Looking back at the decade, the whole feminization process seems like a dream mainly because of the hormone replacement therapy my therapist helped me to be approved for. Overall the process has been positive for me. An example was this morning when it was one of the days I change my Estradiol patches for my HRT. It's the time I have a chance to reflect on all the changes I have gone through. Although my breast size and hair growth has evened out, it seems it is time now for my hips to develop. I can really feel the difference when I put my jeans or leggings on. Some days I feel just like a teenaged girl going through puberty. 

Most likely it is because of the time I spent acting as if I was a successful man. All of the time I spent cross dressing as a guy I was dreaming of what it would be like to live as a fulltime transgender woman. Now that I am here, I know I have made the right decision. Not only do I live a feminine life, I have found a loving spouse to share my new life with. How fortunate can a person be? There is no way I thought I would make it this far in life to begin with and be with someone else again for the rest of my life. I thought my quota of people who loved me, such as my ex wives would be over when my second wife passed away. I was prepared to live the rest of my life alone.

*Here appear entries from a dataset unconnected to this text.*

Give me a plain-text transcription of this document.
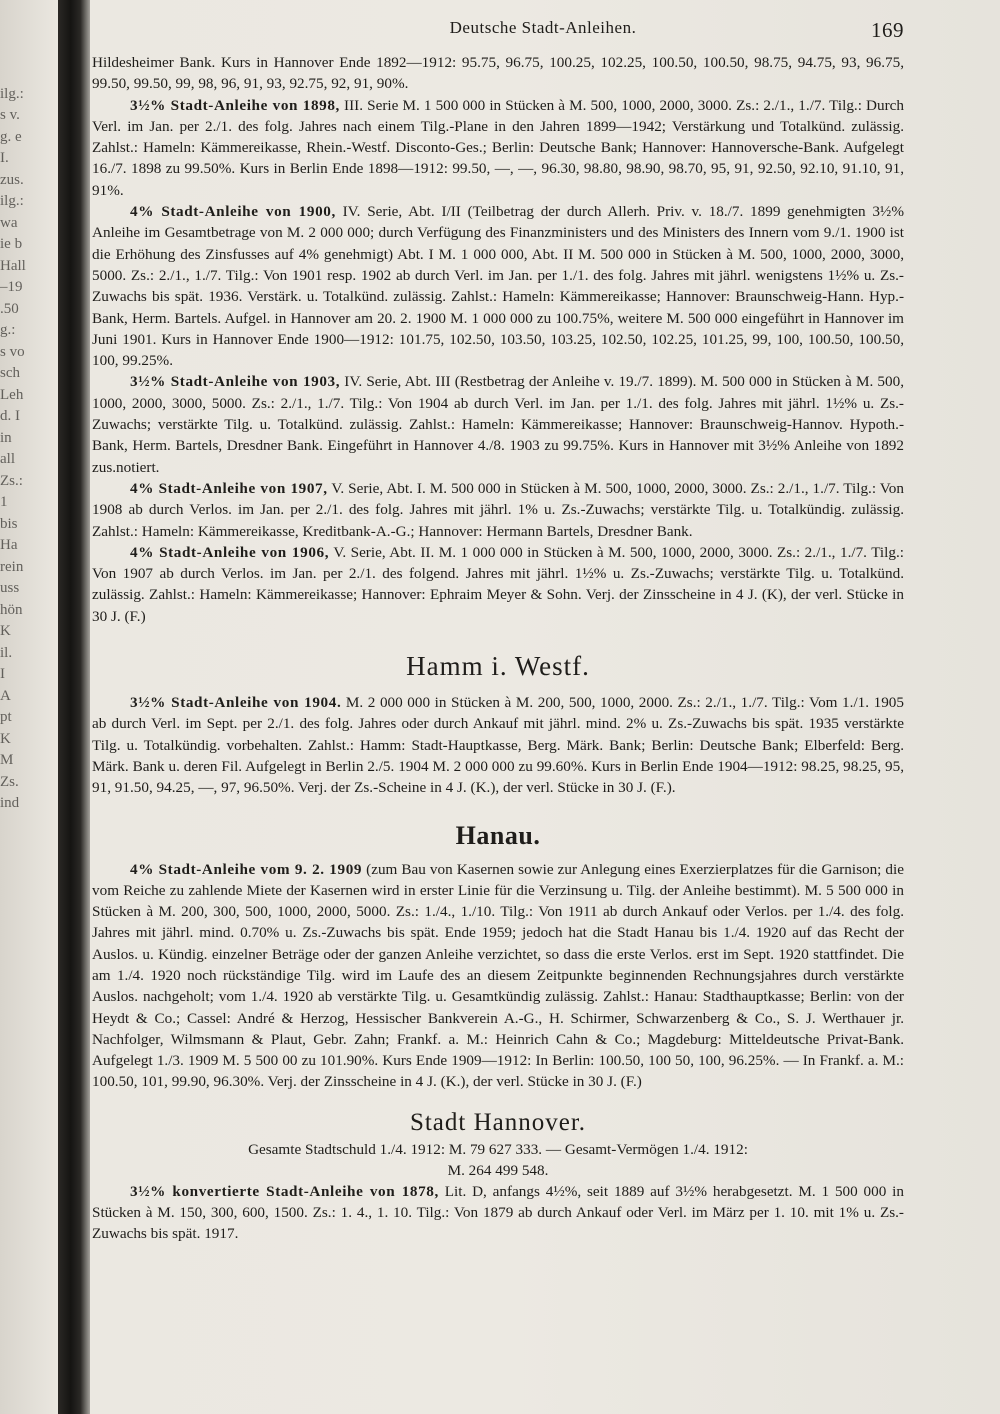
ilg.:
s v.
g. e
I.
zus.
ilg.:
wa
ie b
Hall
–19
.50
g.:
s vo
sch
Leh
d. I
in
all
Zs.:
1
bis
Ha
rein
uss
hön
K
il.
I
A
pt
K
M
Zs.
ind
Deutsche Stadt-Anleihen.	169

Hildesheimer Bank. Kurs in Hannover Ende 1892—1912: 95.75, 96.75, 100.25, 102.25, 100.50, 100.50, 98.75, 94.75, 93, 96.75, 99.50, 99.50, 99, 98, 96, 91, 93, 92.75, 92, 91, 90%.

3½% Stadt-Anleihe von 1898, III. Serie M. 1 500 000 in Stücken à M. 500, 1000, 2000, 3000. Zs.: 2./1., 1./7. Tilg.: Durch Verl. im Jan. per 2./1. des folg. Jahres nach einem Tilg.-Plane in den Jahren 1899—1942; Verstärkung und Totalkünd. zulässig. Zahlst.: Hameln: Kämmereikasse, Rhein.-Westf. Disconto-Ges.; Berlin: Deutsche Bank; Hannover: Hannoversche-Bank. Aufgelegt 16./7. 1898 zu 99.50%. Kurs in Berlin Ende 1898—1912: 99.50, —, —, 96.30, 98.80, 98.90, 98.70, 95, 91, 92.50, 92.10, 91.10, 91, 91%.

4% Stadt-Anleihe von 1900, IV. Serie, Abt. I/II (Teilbetrag der durch Allerh. Priv. v. 18./7. 1899 genehmigten 3½% Anleihe im Gesamtbetrage von M. 2 000 000; durch Verfügung des Finanzministers und des Ministers des Innern vom 9./1. 1900 ist die Erhöhung des Zinsfusses auf 4% genehmigt) Abt. I M. 1 000 000, Abt. II M. 500 000 in Stücken à M. 500, 1000, 2000, 3000, 5000. Zs.: 2./1., 1./7. Tilg.: Von 1901 resp. 1902 ab durch Verl. im Jan. per 1./1. des folg. Jahres mit jährl. wenigstens 1½% u. Zs.-Zuwachs bis spät. 1936. Verstärk. u. Totalkünd. zulässig. Zahlst.: Hameln: Kämmereikasse; Hannover: Braunschweig-Hann. Hyp.-Bank, Herm. Bartels. Aufgel. in Hannover am 20. 2. 1900 M. 1 000 000 zu 100.75%, weitere M. 500 000 eingeführt in Hannover im Juni 1901. Kurs in Hannover Ende 1900—1912: 101.75, 102.50, 103.50, 103.25, 102.50, 102.25, 101.25, 99, 100, 100.50, 100.50, 100, 99.25%.

3½% Stadt-Anleihe von 1903, IV. Serie, Abt. III (Restbetrag der Anleihe v. 19./7. 1899). M. 500 000 in Stücken à M. 500, 1000, 2000, 3000, 5000. Zs.: 2./1., 1./7. Tilg.: Von 1904 ab durch Verl. im Jan. per 1./1. des folg. Jahres mit jährl. 1½% u. Zs.-Zuwachs; verstärkte Tilg. u. Totalkünd. zulässig. Zahlst.: Hameln: Kämmereikasse; Hannover: Braunschweig-Hannov. Hypoth.-Bank, Herm. Bartels, Dresdner Bank. Eingeführt in Hannover 4./8. 1903 zu 99.75%. Kurs in Hannover mit 3½% Anleihe von 1892 zus.notiert.

4% Stadt-Anleihe von 1907, V. Serie, Abt. I. M. 500 000 in Stücken à M. 500, 1000, 2000, 3000. Zs.: 2./1., 1./7. Tilg.: Von 1908 ab durch Verlos. im Jan. per 2./1. des folg. Jahres mit jährl. 1% u. Zs.-Zuwachs; verstärkte Tilg. u. Totalkündig. zulässig. Zahlst.: Hameln: Kämmereikasse, Kreditbank-A.-G.; Hannover: Hermann Bartels, Dresdner Bank.

4% Stadt-Anleihe von 1906, V. Serie, Abt. II. M. 1 000 000 in Stücken à M. 500, 1000, 2000, 3000. Zs.: 2./1., 1./7. Tilg.: Von 1907 ab durch Verlos. im Jan. per 2./1. des folgend. Jahres mit jährl. 1½% u. Zs.-Zuwachs; verstärkte Tilg. u. Totalkünd. zulässig. Zahlst.: Hameln: Kämmereikasse; Hannover: Ephraim Meyer & Sohn. Verj. der Zinsscheine in 4 J. (K), der verl. Stücke in 30 J. (F.)

Hamm i. Westf.

3½% Stadt-Anleihe von 1904. M. 2 000 000 in Stücken à M. 200, 500, 1000, 2000. Zs.: 2./1., 1./7. Tilg.: Vom 1./1. 1905 ab durch Verl. im Sept. per 2./1. des folg. Jahres oder durch Ankauf mit jährl. mind. 2% u. Zs.-Zuwachs bis spät. 1935 verstärkte Tilg. u. Totalkündig. vorbehalten. Zahlst.: Hamm: Stadt-Hauptkasse, Berg. Märk. Bank; Berlin: Deutsche Bank; Elberfeld: Berg. Märk. Bank u. deren Fil. Aufgelegt in Berlin 2./5. 1904 M. 2 000 000 zu 99.60%. Kurs in Berlin Ende 1904—1912: 98.25, 98.25, 95, 91, 91.50, 94.25, —, 97, 96.50%. Verj. der Zs.-Scheine in 4 J. (K.), der verl. Stücke in 30 J. (F.).

Hanau.

4% Stadt-Anleihe vom 9. 2. 1909 (zum Bau von Kasernen sowie zur Anlegung eines Exerzierplatzes für die Garnison; die vom Reiche zu zahlende Miete der Kasernen wird in erster Linie für die Verzinsung u. Tilg. der Anleihe bestimmt). M. 5 500 000 in Stücken à M. 200, 300, 500, 1000, 2000, 5000. Zs.: 1./4., 1./10. Tilg.: Von 1911 ab durch Ankauf oder Verlos. per 1./4. des folg. Jahres mit jährl. mind. 0.70% u. Zs.-Zuwachs bis spät. Ende 1959; jedoch hat die Stadt Hanau bis 1./4. 1920 auf das Recht der Auslos. u. Kündig. einzelner Beträge oder der ganzen Anleihe verzichtet, so dass die erste Verlos. erst im Sept. 1920 stattfindet. Die am 1./4. 1920 noch rückständige Tilg. wird im Laufe des an diesem Zeitpunkte beginnenden Rechnungsjahres durch verstärkte Auslos. nachgeholt; vom 1./4. 1920 ab verstärkte Tilg. u. Gesamtkündig zulässig. Zahlst.: Hanau: Stadthauptkasse; Berlin: von der Heydt & Co.; Cassel: André & Herzog, Hessischer Bankverein A.-G., H. Schirmer, Schwarzenberg & Co., S. J. Werthauer jr. Nachfolger, Wilmsmann & Plaut, Gebr. Zahn; Frankf. a. M.: Heinrich Cahn & Co.; Magdeburg: Mitteldeutsche Privat-Bank. Aufgelegt 1./3. 1909 M. 5 500 00 zu 101.90%. Kurs Ende 1909—1912: In Berlin: 100.50, 100 50, 100, 96.25%. — In Frankf. a. M.: 100.50, 101, 99.90, 96.30%. Verj. der Zinsscheine in 4 J. (K.), der verl. Stücke in 30 J. (F.)

Stadt Hannover.

Gesamte Stadtschuld 1./4. 1912: M. 79 627 333. — Gesamt-Vermögen 1./4. 1912:

M. 264 499 548.

3½% konvertierte Stadt-Anleihe von 1878, Lit. D, anfangs 4½%, seit 1889 auf 3½% herabgesetzt. M. 1 500 000 in Stücken à M. 150, 300, 600, 1500. Zs.: 1. 4., 1. 10. Tilg.: Von 1879 ab durch Ankauf oder Verl. im März per 1. 10. mit 1% u. Zs.-Zuwachs bis spät. 1917.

I found out too, my successful transgender dream was far from me achieving it alone. I was fortunate to have found such wonderful people to help me along the way. Of course I already mentioned my therapist and my wife Liz but there were so many others who made my dream a realty by accepting  me for who I was. A prime example was when I first moved in with Liz and started to go with her to her Wiccan meetings. I was accepted into the circle with no strings attached. The entire process gave me the confidence to move forward in my life. I thank Debra among others for the help. Plus I cannot forget women such as Kim and Nikki who taught me so much about the feminine world and made it possible to live my dream. 

Lessons learned included realizingly living a feminine life meant so much more than just doing my best to perfect a feminine presentation. All along I knew women lived a much more layered and challenging life than a man but now I had to try to live it by walking and talking many miles in their shoes. 

Dreams are fleeting and often are mixed in with nightmares if you are not careful. Slip ups and set backs are always a part of the process. When the process involves gender dysphoria and changes, the dream becomes that much more challenging. But then again so rewarding when your dreams come true.

Finally thanks to all of you who read my blogging. Your visits and interaction make the effort so worthwhile.